バリューチェーンとは、ハーバード・ビジネススクールのマイケル・E・ポーターが著書『競争優位の戦略』の中で用いた、消費活動における価値の生まれ方に関連する言葉です。
バリューチェーンの和訳としては「価値連鎖」という言葉が充てられています。
ポーターは企業活動をまず「主活動」と「支援活動」に分類してバリューチェーンを説明しました。
主活動とは、購買物流、製造(オペレーション、といわれることもある)、出荷物流、マーケティング、半場、サービスからなり、支援活動は企業インフラ、人材資源管理、技術開発、調達から構成されるものを指します。
バリューチェーンという言葉からもわかる通り、この考え方は購買した原材料などに対して、その一連の流れの中にある各々の段階(特にポーターはこの価値を生み出す主体のことを「価値活動」と呼びます)において価値(つまりバリュー)が付与され、蓄積していくことこそが、企業の主活動であるというコンセプトに基づいた考え方になります。
そして、バリューチェーンのそれぞれの段階で人材や原材料などの資源を必要とし、コストが派生するのですが、バリューチェーン全体が生み出す価値とコストの差が利潤として生まれることになります。

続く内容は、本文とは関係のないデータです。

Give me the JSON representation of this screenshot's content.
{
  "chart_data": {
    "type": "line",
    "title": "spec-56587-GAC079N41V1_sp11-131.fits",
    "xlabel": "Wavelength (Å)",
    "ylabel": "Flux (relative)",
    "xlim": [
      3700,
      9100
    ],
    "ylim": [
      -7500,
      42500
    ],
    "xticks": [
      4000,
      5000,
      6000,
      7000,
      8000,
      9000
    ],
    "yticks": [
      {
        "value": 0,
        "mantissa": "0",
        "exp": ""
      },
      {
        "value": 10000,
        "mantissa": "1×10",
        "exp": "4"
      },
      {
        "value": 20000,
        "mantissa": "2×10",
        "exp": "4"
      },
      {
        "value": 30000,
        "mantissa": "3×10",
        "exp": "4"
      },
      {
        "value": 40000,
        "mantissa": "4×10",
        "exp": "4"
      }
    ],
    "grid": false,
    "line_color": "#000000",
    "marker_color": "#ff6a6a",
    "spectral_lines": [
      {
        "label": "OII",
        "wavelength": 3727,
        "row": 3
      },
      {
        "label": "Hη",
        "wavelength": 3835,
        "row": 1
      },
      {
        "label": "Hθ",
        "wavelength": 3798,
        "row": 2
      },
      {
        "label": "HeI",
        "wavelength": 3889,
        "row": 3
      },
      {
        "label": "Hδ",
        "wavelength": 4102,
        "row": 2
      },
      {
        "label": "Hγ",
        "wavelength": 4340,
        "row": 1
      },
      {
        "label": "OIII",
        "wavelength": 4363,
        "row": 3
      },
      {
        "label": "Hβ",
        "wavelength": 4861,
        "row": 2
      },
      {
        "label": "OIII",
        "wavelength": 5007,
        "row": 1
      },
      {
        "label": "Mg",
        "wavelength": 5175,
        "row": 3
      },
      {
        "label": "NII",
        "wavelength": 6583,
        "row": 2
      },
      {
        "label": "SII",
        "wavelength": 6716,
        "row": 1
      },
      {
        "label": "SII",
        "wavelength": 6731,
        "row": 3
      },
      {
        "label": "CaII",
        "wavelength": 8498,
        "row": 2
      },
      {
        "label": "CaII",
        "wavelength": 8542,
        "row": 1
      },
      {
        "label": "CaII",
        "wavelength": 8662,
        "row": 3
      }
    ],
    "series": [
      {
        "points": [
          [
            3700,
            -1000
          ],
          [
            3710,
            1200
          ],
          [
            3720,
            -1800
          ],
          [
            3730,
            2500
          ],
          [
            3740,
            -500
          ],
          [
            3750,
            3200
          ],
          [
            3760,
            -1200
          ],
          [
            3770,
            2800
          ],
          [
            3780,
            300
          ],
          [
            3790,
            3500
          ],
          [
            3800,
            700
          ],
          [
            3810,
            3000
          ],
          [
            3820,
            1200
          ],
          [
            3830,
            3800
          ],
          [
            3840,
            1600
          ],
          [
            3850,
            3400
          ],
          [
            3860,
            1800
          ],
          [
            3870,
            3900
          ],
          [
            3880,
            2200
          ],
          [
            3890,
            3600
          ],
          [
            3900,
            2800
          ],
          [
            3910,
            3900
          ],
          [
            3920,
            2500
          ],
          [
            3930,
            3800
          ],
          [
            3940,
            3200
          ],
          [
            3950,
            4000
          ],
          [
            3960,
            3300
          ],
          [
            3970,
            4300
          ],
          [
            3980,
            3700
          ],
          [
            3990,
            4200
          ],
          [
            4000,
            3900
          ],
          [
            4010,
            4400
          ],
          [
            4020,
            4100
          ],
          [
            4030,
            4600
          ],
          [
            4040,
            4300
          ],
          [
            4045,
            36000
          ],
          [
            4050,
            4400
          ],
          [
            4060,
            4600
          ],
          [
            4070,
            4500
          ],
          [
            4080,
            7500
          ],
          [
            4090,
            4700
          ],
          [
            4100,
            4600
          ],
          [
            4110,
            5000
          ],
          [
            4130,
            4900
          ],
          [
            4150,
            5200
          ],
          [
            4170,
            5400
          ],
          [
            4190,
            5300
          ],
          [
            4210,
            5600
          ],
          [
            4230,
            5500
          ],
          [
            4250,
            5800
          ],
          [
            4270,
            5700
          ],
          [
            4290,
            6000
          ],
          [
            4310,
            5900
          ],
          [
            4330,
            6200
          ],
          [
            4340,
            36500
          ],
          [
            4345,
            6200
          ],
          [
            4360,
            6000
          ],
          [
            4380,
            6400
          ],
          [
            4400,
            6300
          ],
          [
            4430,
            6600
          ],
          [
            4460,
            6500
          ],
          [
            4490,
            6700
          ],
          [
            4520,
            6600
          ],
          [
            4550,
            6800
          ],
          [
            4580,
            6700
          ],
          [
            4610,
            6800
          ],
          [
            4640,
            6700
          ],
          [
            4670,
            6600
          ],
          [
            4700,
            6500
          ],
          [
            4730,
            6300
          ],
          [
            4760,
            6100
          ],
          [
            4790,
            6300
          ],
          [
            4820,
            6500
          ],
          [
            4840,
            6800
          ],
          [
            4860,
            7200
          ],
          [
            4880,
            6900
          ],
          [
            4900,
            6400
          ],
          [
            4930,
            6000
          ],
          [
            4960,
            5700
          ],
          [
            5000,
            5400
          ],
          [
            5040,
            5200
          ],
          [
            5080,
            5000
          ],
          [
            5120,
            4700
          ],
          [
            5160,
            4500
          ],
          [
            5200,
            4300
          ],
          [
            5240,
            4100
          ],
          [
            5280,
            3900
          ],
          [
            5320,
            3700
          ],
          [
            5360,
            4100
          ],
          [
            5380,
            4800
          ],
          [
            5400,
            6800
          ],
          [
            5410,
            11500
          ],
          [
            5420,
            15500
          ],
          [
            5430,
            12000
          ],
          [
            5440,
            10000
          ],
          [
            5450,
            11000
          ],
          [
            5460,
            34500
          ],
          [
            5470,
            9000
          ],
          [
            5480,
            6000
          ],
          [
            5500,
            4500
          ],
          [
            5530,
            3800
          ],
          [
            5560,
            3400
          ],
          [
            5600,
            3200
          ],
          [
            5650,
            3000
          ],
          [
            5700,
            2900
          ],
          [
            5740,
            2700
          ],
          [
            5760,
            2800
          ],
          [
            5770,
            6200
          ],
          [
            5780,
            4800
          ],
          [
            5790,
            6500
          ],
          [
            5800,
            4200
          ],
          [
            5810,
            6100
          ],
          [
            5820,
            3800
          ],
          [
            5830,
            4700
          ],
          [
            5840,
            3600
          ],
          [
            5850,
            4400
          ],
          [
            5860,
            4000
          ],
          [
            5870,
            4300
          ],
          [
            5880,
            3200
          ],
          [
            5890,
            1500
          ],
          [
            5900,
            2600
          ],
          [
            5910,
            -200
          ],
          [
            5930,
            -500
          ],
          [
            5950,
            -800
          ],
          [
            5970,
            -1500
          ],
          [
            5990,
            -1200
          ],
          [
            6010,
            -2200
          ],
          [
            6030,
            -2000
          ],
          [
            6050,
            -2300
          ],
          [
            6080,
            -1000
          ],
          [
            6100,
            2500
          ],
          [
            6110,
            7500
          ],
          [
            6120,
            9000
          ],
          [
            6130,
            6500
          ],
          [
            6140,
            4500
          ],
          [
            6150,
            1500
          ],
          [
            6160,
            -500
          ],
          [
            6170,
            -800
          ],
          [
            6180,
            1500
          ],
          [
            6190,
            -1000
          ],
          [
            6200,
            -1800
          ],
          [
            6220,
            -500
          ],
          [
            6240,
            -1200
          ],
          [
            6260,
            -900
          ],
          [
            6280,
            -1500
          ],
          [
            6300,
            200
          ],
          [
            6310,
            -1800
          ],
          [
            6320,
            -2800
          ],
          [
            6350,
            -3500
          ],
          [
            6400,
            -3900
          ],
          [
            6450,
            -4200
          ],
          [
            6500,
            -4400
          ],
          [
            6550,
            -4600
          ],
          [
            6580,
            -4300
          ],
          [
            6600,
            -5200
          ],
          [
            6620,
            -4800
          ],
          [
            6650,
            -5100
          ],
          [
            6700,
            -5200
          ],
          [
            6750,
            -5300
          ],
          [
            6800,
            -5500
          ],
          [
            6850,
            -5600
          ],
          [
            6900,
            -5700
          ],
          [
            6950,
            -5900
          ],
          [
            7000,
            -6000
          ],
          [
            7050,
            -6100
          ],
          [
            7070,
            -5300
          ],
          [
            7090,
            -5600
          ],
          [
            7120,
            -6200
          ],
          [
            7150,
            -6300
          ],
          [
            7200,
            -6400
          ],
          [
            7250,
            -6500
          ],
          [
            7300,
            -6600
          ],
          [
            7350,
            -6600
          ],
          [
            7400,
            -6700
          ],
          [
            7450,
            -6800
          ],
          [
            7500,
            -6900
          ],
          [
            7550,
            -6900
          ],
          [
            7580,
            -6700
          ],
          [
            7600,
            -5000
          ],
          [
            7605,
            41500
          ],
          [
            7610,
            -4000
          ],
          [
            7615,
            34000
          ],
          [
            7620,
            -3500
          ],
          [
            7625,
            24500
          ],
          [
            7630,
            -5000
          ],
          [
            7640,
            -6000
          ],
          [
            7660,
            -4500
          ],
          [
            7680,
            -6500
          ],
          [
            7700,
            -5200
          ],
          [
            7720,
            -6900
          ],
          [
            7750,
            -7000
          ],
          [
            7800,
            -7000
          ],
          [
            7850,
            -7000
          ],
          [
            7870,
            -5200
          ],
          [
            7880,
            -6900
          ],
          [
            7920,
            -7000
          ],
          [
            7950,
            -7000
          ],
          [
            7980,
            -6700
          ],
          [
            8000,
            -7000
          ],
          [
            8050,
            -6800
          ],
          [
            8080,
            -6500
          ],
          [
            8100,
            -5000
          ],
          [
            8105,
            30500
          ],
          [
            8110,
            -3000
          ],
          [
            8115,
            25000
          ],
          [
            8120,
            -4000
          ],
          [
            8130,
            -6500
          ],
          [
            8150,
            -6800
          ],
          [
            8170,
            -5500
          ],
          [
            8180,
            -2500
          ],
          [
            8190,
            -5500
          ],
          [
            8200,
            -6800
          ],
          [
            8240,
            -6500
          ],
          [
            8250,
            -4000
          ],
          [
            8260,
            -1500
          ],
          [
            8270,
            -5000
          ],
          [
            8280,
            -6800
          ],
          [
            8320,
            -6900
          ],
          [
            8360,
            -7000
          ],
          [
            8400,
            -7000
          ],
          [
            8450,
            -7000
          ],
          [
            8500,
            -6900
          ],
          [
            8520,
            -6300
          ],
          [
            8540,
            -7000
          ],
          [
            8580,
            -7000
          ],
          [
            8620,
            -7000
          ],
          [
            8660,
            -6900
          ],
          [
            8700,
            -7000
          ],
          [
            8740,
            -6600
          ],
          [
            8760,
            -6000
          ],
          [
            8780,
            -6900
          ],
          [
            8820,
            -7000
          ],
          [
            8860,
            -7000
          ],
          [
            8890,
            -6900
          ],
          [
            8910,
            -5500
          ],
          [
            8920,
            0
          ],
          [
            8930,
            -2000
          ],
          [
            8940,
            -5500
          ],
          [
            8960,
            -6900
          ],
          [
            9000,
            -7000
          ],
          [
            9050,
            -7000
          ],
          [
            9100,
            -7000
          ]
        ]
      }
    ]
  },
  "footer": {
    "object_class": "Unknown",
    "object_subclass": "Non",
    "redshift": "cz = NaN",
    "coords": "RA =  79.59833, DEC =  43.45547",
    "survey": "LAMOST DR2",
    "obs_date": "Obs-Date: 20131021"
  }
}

このバリューチェーンの考え方を用いて、バリューチェーン分析ということも行われています。
これは、企業活動をいったん個別の段階に分解して、それぞれが生み出している付加価値とコストを厳密に把握することから始まります。そして、各活動が最終的に生まれてくる価値にどの程度、どのように貢献しているのか、ということの関係性と構造を明らかにすることが可能になり、それがバリューチェーン分析です。
バリューチェーン分析によって、主活動の構成要素の効率をどのように上げるかによって競合している他社との差別化を図ることが可能になったり、外部との提携や協力関係を再構築する方法などを探すことが出来るようになるのです。つまり、バリューチェーン分析の結果から、企業間での競争優位を確立させることが出来るようになるわけです。
バリューチェーンが企業内部の様々な活動を相互により強く結びつけることによって、市場ニーズに柔軟に対応することが可能になり、その結果として、消費者にはより大きな価値がもたらされるようになります。